Attorney for Sexual Harassment Accuser Asks Senate to Preserve Records for Possible Lawsuit

by | Dec 11, 2017

The attorney representing the legislative aide who has accused Sen. Jack Latvala, R-Clearwater, of sexual harassment is asking the Senate to retain nearly eight years of records. Tiffany Cruz, who is representing Rachel Perrin Rogers, made the request last week saying she wanted to preserve the records in the event her client pursues a lawsuit regarding the sexual harassment claims.

“This letter is being sent in anticipation of litigation under related to violations of Title VII of the Civil Rights Act of 1964, Chapter 760, Florida Statutes, and other statutes related to such violations and the concomitant conduct which my firm has been retained to investigate,” Cruz wrote in a letter to Senate President Joe Negron, R-Stuart, last Wednesday.

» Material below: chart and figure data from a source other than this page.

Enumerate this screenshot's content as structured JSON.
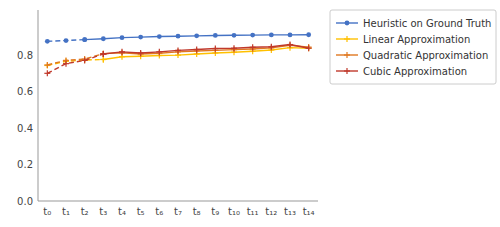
{
  "chart_data": {
    "type": "line",
    "categories": [
      "t₀",
      "t₁",
      "t₂",
      "t₃",
      "t₄",
      "t₅",
      "t₆",
      "t₇",
      "t₈",
      "t₉",
      "t₁₀",
      "t₁₁",
      "t₁₂",
      "t₁₃",
      "t₁₄"
    ],
    "series": [
      {
        "color": "#4472c4",
        "line_style": "dashed",
        "marker": "circle",
        "values": [
          0.878,
          0.882,
          0.887,
          null,
          null,
          null,
          null,
          null,
          null,
          null,
          null,
          null,
          null,
          null,
          null
        ]
      },
      {
        "name": "Heuristic on Ground Truth",
        "color": "#4472c4",
        "line_style": "solid",
        "marker": "circle",
        "values": [
          null,
          null,
          0.887,
          0.892,
          0.898,
          0.901,
          0.904,
          0.906,
          0.908,
          0.91,
          0.911,
          0.912,
          0.913,
          0.913,
          0.914
        ]
      },
      {
        "color": "#ffc000",
        "line_style": "dashed",
        "marker": "plus",
        "values": [
          0.745,
          0.768,
          0.775,
          0.778,
          null,
          null,
          null,
          null,
          null,
          null,
          null,
          null,
          null,
          null,
          null
        ]
      },
      {
        "name": "Linear Approximation",
        "color": "#ffc000",
        "line_style": "solid",
        "marker": "plus",
        "values": [
          null,
          null,
          null,
          0.778,
          0.793,
          0.796,
          0.8,
          0.802,
          0.808,
          0.814,
          0.818,
          0.823,
          0.83,
          0.843,
          0.84
        ]
      },
      {
        "color": "#e07820",
        "line_style": "dashed",
        "marker": "plus",
        "values": [
          0.748,
          0.773,
          0.78,
          0.81,
          null,
          null,
          null,
          null,
          null,
          null,
          null,
          null,
          null,
          null,
          null
        ]
      },
      {
        "name": "Quadratic Approximation",
        "color": "#e07820",
        "line_style": "solid",
        "marker": "plus",
        "values": [
          null,
          null,
          null,
          0.81,
          0.815,
          0.808,
          0.812,
          0.82,
          0.825,
          0.828,
          0.832,
          0.836,
          0.842,
          0.856,
          0.846
        ]
      },
      {
        "color": "#c0392b",
        "line_style": "dashed",
        "marker": "plus",
        "values": [
          0.702,
          0.755,
          0.773,
          0.808,
          null,
          null,
          null,
          null,
          null,
          null,
          null,
          null,
          null,
          null,
          null
        ]
      },
      {
        "name": "Cubic Approximation",
        "color": "#c0392b",
        "line_style": "solid",
        "marker": "plus",
        "values": [
          null,
          null,
          null,
          0.808,
          0.82,
          0.814,
          0.82,
          0.828,
          0.833,
          0.838,
          0.84,
          0.845,
          0.848,
          0.86,
          0.84
        ]
      }
    ],
    "ylim": [
      0.0,
      1.05
    ],
    "yticks": [
      {
        "value": 0.0,
        "label": "0.0"
      },
      0.2,
      0.4,
      0.6,
      0.8
    ],
    "grid": false,
    "legend": "right"
  }
}
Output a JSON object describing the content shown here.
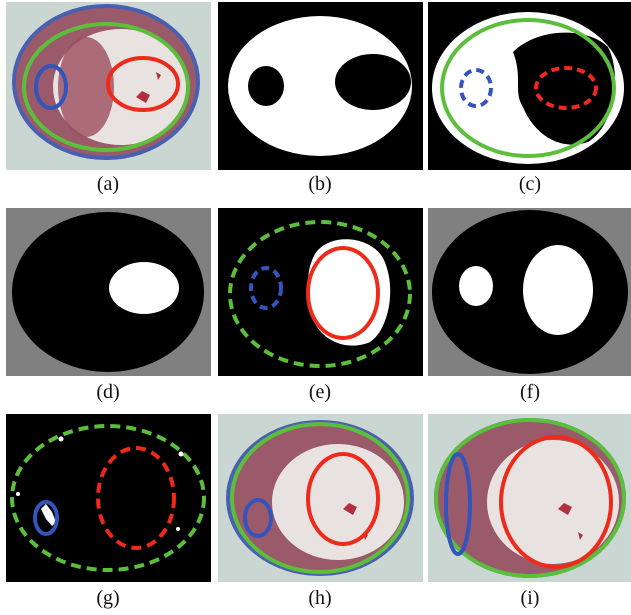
{
  "panels": [
    {
      "label": "(a)"
    },
    {
      "label": "(b)"
    },
    {
      "label": "(c)"
    },
    {
      "label": "(d)"
    },
    {
      "label": "(e)"
    },
    {
      "label": "(f)"
    },
    {
      "label": "(g)"
    },
    {
      "label": "(h)"
    },
    {
      "label": "(i)"
    }
  ]
}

The federal Civil Rights Act provides protections to employees who may be a victim of employment discrimination based on sex, race, color, religion and national origin.

“Please regard this letter as my request that you preserve documents, tangible things, and electronically stored information (ESI) potentially relevant to the issues relating to claims which may be brought against the Florida Senate and Senator Jack Latvala,” Cruz wrote.

“You should anticipate that your officers, employees, or others may seek to hide, destroy or alter ESI. Especially where state computers were used for Internet access or personal communications,” Cruz added.

Perrin Rogers is one of six women who made anonymous claims to Politico in early November asserting that Latvala has made lewd comments to them and/or touched them inappropriately. She was the only one of the six to file a formal complaint with the Senate Rules Committee against Latvala.

Latvala has said while he may have made inappropriate comments, he insists he never touched anyone inappropriately.

The specific statute that Cruz refers to in her letter to Negron deals with the Florida Commission on Human Relations and the federal Equal Employment Opportunity Commission. A sexual harassment victim would first file a complaint with either commission before moving forward with a civil suit.

There are currently two investigations being conducted in the Senate regarding the sexual harassment claims against Latvala. One of those is being conducted by a special master.  Senate President-Designate Bill Galvano, R-Bradenton, and Sen. Rob Bradley, R-Fleming Island, who serves on the Rules Committee, have said the special master’s report could be ready as early this week.